By February 23, 2016No Comments

(This article originally appeared in the Canandaigua Daily Messenger)

Hillary ClintonLet’s talk about Hillary Clinton.

It’s not uncommon for progressive enclaves to hold that someone who agrees with them 85 percent of the time is so much worse than someone who never agrees with them, much in the same way that many conservative Republicans are far more angry at Republicans In Name Only than they are at Democrats. Even so, the level of sheer loathing and contempt that young progressives hold for Hillary Clinton goes above and beyond the call of either duty or sense. The idea that it is better not to vote at all than to vote for Clinton against Donald Trump, it’s a kind of lunacy.

Regular readers of this column know I have a lot of issues with Clinton, and my personal dislike of her at least has the honesty of having met her. But even if the vicious images of Clinton held by so many people weren’t absurdly over the top in the first place, they are completely incompatible with her time as a U.S. senator from New York (her only time actually in an elected office), where she excelled in almost every possible way.

The same conservatives who now see her as an incarnation of evil never bothered to rally against her when she ran for re-election in 2006. That’s because she won their communities over. She went around to every town, village and hamlet in Upstate New York, whether run by Democrats or Republicans, met every municipal official and sat through their all-day presentations on Erie Canal economic development and agricultural policy. And took notes. And asked intelligent questions. And then got back to them, in the weeks and months that followed, with concrete ideas about what her office could do to help.

Many of these Upstate Republican officials disagreed with her on matters of ideology, but nobody had ever given their bread-and-butter issues so much time and attention. Not even other Upstate Republican officials. Sure they theoretically supported her opponent, but only theoretically. They liked working with Clinton because she made their issues her own, and she never stopped working on them.

That woman would make a great president.

What happened?

A lot of it is Clinton’s own fault, and she doesn’t deserve any passes. Enormous speaking fees from Goldman Sachs and soliciting contributions from foreign potentates for the Clinton Global Foundation couldn’t be more obvious conflicts of interest if the words “corruption” were written in giant neon letters. But — let’s be honest here — for all that the Clintons are a botanical garden of self-interest, they’re actually no more corrupt than the average New York county executive, Alabama mayor, Louisiana state senator or California voter.

Clinton is a poster child for political corruption because she’s a poster child — she’s in the public eye.

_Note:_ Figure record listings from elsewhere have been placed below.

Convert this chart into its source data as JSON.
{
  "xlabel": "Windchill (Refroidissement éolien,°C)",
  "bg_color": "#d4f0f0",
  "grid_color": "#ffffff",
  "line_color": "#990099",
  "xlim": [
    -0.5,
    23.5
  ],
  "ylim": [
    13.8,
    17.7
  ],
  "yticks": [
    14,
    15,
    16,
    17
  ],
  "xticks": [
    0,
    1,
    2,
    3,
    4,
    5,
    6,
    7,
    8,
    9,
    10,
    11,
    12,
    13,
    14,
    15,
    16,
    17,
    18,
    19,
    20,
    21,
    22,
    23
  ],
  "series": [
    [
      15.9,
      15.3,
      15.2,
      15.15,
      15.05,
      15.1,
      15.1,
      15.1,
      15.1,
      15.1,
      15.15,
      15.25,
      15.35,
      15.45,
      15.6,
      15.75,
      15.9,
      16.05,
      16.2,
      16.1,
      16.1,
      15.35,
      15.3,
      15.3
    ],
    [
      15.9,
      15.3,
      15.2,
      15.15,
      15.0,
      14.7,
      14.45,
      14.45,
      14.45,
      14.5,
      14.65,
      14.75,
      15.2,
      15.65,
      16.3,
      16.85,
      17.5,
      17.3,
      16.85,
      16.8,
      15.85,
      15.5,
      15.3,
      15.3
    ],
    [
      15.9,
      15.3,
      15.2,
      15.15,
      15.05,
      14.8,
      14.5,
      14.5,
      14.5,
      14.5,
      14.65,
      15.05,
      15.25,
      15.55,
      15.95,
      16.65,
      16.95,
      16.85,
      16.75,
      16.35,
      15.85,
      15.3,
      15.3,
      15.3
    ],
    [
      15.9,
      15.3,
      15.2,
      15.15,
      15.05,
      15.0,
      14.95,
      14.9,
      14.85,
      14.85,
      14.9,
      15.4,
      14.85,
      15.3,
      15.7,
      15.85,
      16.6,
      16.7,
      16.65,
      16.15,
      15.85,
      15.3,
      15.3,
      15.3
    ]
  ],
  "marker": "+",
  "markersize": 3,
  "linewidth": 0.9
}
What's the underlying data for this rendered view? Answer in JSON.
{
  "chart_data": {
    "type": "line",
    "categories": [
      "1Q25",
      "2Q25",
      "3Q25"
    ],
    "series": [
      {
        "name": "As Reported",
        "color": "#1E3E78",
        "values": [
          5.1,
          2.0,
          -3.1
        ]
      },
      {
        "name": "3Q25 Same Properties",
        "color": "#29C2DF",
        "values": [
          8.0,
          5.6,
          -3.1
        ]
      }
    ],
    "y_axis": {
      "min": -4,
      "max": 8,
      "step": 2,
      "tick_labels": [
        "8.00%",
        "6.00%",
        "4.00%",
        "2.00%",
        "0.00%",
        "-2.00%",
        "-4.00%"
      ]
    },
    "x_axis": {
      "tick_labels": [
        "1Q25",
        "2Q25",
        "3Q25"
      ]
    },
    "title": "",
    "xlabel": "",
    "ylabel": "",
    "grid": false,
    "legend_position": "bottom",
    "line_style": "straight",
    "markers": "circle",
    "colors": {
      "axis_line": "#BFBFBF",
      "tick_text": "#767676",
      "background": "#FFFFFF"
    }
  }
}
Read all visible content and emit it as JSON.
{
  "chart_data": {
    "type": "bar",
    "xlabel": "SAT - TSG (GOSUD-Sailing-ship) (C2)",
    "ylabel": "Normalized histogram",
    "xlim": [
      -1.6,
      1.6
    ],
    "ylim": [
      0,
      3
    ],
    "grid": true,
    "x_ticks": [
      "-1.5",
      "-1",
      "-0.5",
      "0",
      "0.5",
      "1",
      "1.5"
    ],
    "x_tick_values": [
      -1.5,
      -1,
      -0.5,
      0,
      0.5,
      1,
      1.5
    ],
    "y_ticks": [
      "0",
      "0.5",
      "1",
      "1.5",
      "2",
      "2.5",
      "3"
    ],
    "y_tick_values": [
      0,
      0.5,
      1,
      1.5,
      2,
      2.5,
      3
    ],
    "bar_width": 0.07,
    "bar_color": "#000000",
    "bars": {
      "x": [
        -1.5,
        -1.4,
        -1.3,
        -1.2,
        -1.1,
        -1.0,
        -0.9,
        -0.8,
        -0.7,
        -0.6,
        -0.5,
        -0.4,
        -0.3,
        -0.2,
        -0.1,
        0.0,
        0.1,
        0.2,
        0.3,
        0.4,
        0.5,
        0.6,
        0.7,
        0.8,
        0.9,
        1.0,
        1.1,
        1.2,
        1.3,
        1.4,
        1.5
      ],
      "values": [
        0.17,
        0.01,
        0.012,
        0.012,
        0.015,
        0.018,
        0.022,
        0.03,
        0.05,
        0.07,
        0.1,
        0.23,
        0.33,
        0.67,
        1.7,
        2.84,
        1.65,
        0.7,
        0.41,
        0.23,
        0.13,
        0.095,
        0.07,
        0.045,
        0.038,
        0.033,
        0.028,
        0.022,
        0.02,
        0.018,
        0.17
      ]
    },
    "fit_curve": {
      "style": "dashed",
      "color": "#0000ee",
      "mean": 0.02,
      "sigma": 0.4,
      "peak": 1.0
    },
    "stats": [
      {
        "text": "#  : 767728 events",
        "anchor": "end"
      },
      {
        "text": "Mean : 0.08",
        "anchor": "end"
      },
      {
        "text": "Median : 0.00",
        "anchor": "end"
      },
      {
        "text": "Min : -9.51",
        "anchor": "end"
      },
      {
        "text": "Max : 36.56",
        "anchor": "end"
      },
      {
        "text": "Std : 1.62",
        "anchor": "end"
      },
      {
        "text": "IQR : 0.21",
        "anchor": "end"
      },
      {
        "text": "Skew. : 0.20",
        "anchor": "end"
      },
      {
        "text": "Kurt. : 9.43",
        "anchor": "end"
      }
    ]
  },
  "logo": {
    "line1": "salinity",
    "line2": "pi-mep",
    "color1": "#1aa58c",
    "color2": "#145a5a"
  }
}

But as politicians go, she’s really not so bad.

For a long time, the American public was content with a level of basic corruption from its politicians. It was understood that this is how business gets done, and that it was a small price to pay for an otherwise (mostly) functional democracy. Roads were built; jobs were created.

Clinton did nothing more than decide to play the political game the way she knew everyone had to play it, and she probably did so because she wanted to get things done and make a difference. Feathering her nest was likely incidental.

But the public has decided that it doesn’t like the old bargain anymore. The perfectly normal, run-of-the-mill corruption that Clinton engaged in is no longer acceptable because the system is no longer fulfilling its end of the bargain. We no longer build, or even maintain, infrastructure. The economy is rigged. And the normal route of electing the usual people to do the usual things isn’t fixing it.

If the political class is getting things done for ordinary Americans, nobody minds if they abuse the system a little. But if they are turning into an oligarchy, getting rich off our backs while our world gets less forgiving and more frightening, then we clamp down. We demand higher standards. We want to know before we vote: Are you one of them? Or are you one of us?

It’s really not Clinton’s fault, and she doesn’t deserve this scorn. But the rules that she lived by are the rules that got us into this mess. The public no longer accepts them.